As far as performance improvements from P4-aware compilers, don't expect miracles...a 10%, maybe up to 20%, improvement for general applications is likely, mostly from the re-ordering of code for the P4's pipeline. SIMD instructions (SSE2) can yield large performance increases when inside loops are hand-compiled, but no one has the time money to do so for commercial applications. SIMD-supported compilers aren't very good at extraction vector parallelism out of code, so most real-world apps gain 5-10% at best. The case of the K6-2 was a bit different...it's FP-unit wasn't pipelined, so it performed horribly in code that was optimized for the P3's pipelined FPU. The benchmarks that showed a huge boost from 3DNow were mostly hand-assembled, so they weren't a very fair indication of SIMD's usefullness for the K6-2.

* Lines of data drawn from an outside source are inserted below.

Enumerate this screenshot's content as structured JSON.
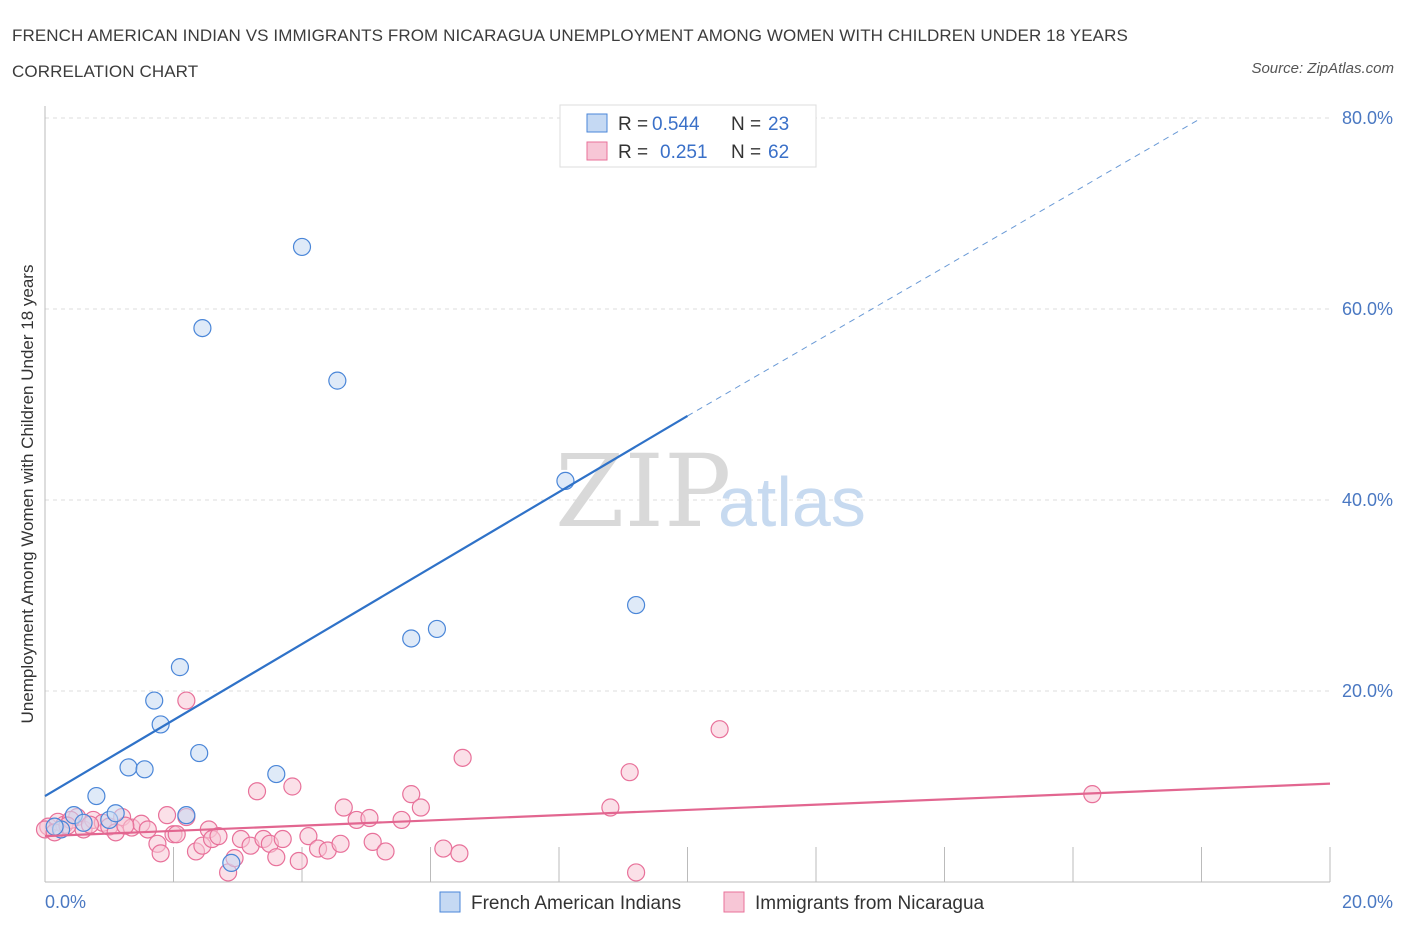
{
  "title": "FRENCH AMERICAN INDIAN VS IMMIGRANTS FROM NICARAGUA UNEMPLOYMENT AMONG WOMEN WITH CHILDREN UNDER 18 YEARS CORRELATION CHART",
  "source": "Source: ZipAtlas.com",
  "watermark": {
    "zip": "ZIP",
    "atlas": "atlas"
  },
  "colors": {
    "blue": "#4a86d8",
    "blue_fill": "#c5d9f3",
    "pink": "#e8719a",
    "pink_fill": "#f7c6d6",
    "tick_text": "#4a78c2",
    "grid": "#dddddd"
  },
  "legend": {
    "rows": [
      {
        "r_label": "R =",
        "r_value": "0.544",
        "n_label": "N =",
        "n_value": "23"
      },
      {
        "r_label": "R =",
        "r_value": "0.251",
        "n_label": "N =",
        "n_value": "62"
      }
    ]
  },
  "chart_data": {
    "type": "scatter",
    "title": "FRENCH AMERICAN INDIAN VS IMMIGRANTS FROM NICARAGUA UNEMPLOYMENT AMONG WOMEN WITH CHILDREN UNDER 18 YEARS CORRELATION CHART",
    "xlabel": "",
    "ylabel": "Unemployment Among Women with Children Under 18 years",
    "xlim": [
      0,
      20
    ],
    "ylim": [
      0,
      80
    ],
    "x_tick_labels": [
      "0.0%",
      "20.0%"
    ],
    "y_tick_labels": [
      "20.0%",
      "40.0%",
      "60.0%",
      "80.0%"
    ],
    "y_ticks": [
      20,
      40,
      60,
      80
    ],
    "grid": true,
    "series": [
      {
        "name": "French American Indians",
        "color": "blue",
        "r": 0.544,
        "n": 23,
        "points": [
          [
            0.25,
            5.5
          ],
          [
            0.45,
            7.0
          ],
          [
            0.8,
            9.0
          ],
          [
            1.0,
            6.5
          ],
          [
            1.1,
            7.2
          ],
          [
            1.3,
            12.0
          ],
          [
            1.55,
            11.8
          ],
          [
            1.7,
            19.0
          ],
          [
            1.8,
            16.5
          ],
          [
            2.1,
            22.5
          ],
          [
            2.2,
            7.0
          ],
          [
            2.4,
            13.5
          ],
          [
            2.45,
            58.0
          ],
          [
            2.9,
            2.0
          ],
          [
            3.6,
            11.3
          ],
          [
            4.0,
            66.5
          ],
          [
            4.55,
            52.5
          ],
          [
            5.7,
            25.5
          ],
          [
            6.1,
            26.5
          ],
          [
            8.1,
            42.0
          ],
          [
            9.2,
            29.0
          ],
          [
            0.15,
            5.8
          ],
          [
            0.6,
            6.2
          ]
        ],
        "trend": {
          "x0": 0,
          "y0": 9.0,
          "x1_solid": 10.0,
          "y1_solid": 48.8,
          "x1_dashed": 18.0,
          "y1_dashed": 80.0
        }
      },
      {
        "name": "Immigrants from Nicaragua",
        "color": "pink",
        "r": 0.251,
        "n": 62,
        "points": [
          [
            0.05,
            5.8
          ],
          [
            0.2,
            6.3
          ],
          [
            0.3,
            6.0
          ],
          [
            0.5,
            6.8
          ],
          [
            0.6,
            5.5
          ],
          [
            0.75,
            6.5
          ],
          [
            0.9,
            6.2
          ],
          [
            1.0,
            5.8
          ],
          [
            1.1,
            5.2
          ],
          [
            1.2,
            6.8
          ],
          [
            1.35,
            5.7
          ],
          [
            1.5,
            6.1
          ],
          [
            1.6,
            5.5
          ],
          [
            1.75,
            4.0
          ],
          [
            1.8,
            3.0
          ],
          [
            1.9,
            7.0
          ],
          [
            2.0,
            5.0
          ],
          [
            2.05,
            5.0
          ],
          [
            2.2,
            19.0
          ],
          [
            2.2,
            6.8
          ],
          [
            2.35,
            3.2
          ],
          [
            2.45,
            3.8
          ],
          [
            2.55,
            5.5
          ],
          [
            2.6,
            4.5
          ],
          [
            2.7,
            4.8
          ],
          [
            2.85,
            1.0
          ],
          [
            2.95,
            2.5
          ],
          [
            3.05,
            4.5
          ],
          [
            3.2,
            3.8
          ],
          [
            3.3,
            9.5
          ],
          [
            3.4,
            4.5
          ],
          [
            3.5,
            4.0
          ],
          [
            3.6,
            2.6
          ],
          [
            3.7,
            4.5
          ],
          [
            3.85,
            10.0
          ],
          [
            3.95,
            2.2
          ],
          [
            4.1,
            4.8
          ],
          [
            4.25,
            3.5
          ],
          [
            4.4,
            3.3
          ],
          [
            4.6,
            4.0
          ],
          [
            4.65,
            7.8
          ],
          [
            4.85,
            6.5
          ],
          [
            5.05,
            6.7
          ],
          [
            5.1,
            4.2
          ],
          [
            5.3,
            3.2
          ],
          [
            5.55,
            6.5
          ],
          [
            5.7,
            9.2
          ],
          [
            5.85,
            7.8
          ],
          [
            6.2,
            3.5
          ],
          [
            6.45,
            3.0
          ],
          [
            6.5,
            13.0
          ],
          [
            8.8,
            7.8
          ],
          [
            9.1,
            11.5
          ],
          [
            9.2,
            1.0
          ],
          [
            10.5,
            16.0
          ],
          [
            16.3,
            9.2
          ],
          [
            0.0,
            5.5
          ],
          [
            0.4,
            6.5
          ],
          [
            0.7,
            6.0
          ],
          [
            1.25,
            5.9
          ],
          [
            0.15,
            5.2
          ],
          [
            0.35,
            5.9
          ]
        ],
        "trend": {
          "x0": 0,
          "y0": 4.8,
          "x1": 20,
          "y1": 10.3
        }
      }
    ]
  },
  "bottom_legend": [
    {
      "label": "French American Indians",
      "color": "blue"
    },
    {
      "label": "Immigrants from Nicaragua",
      "color": "pink"
    }
  ]
}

But if you're really concerned about gaming performance, remember that the bottleneck is the video card, not the CPU. Benchmarks may show a big difference between the fastest available CPU and one that is 1+ years old, but those benchmarks are taken at 640x480x16bit color. Bump the resolution and color up past 1024x768x32bit color, and the video card fillrate and memory bandwidth becomes the bottleneck, and a 1GHz P3 might only be 10-15% slower than a 1.8GHz P4.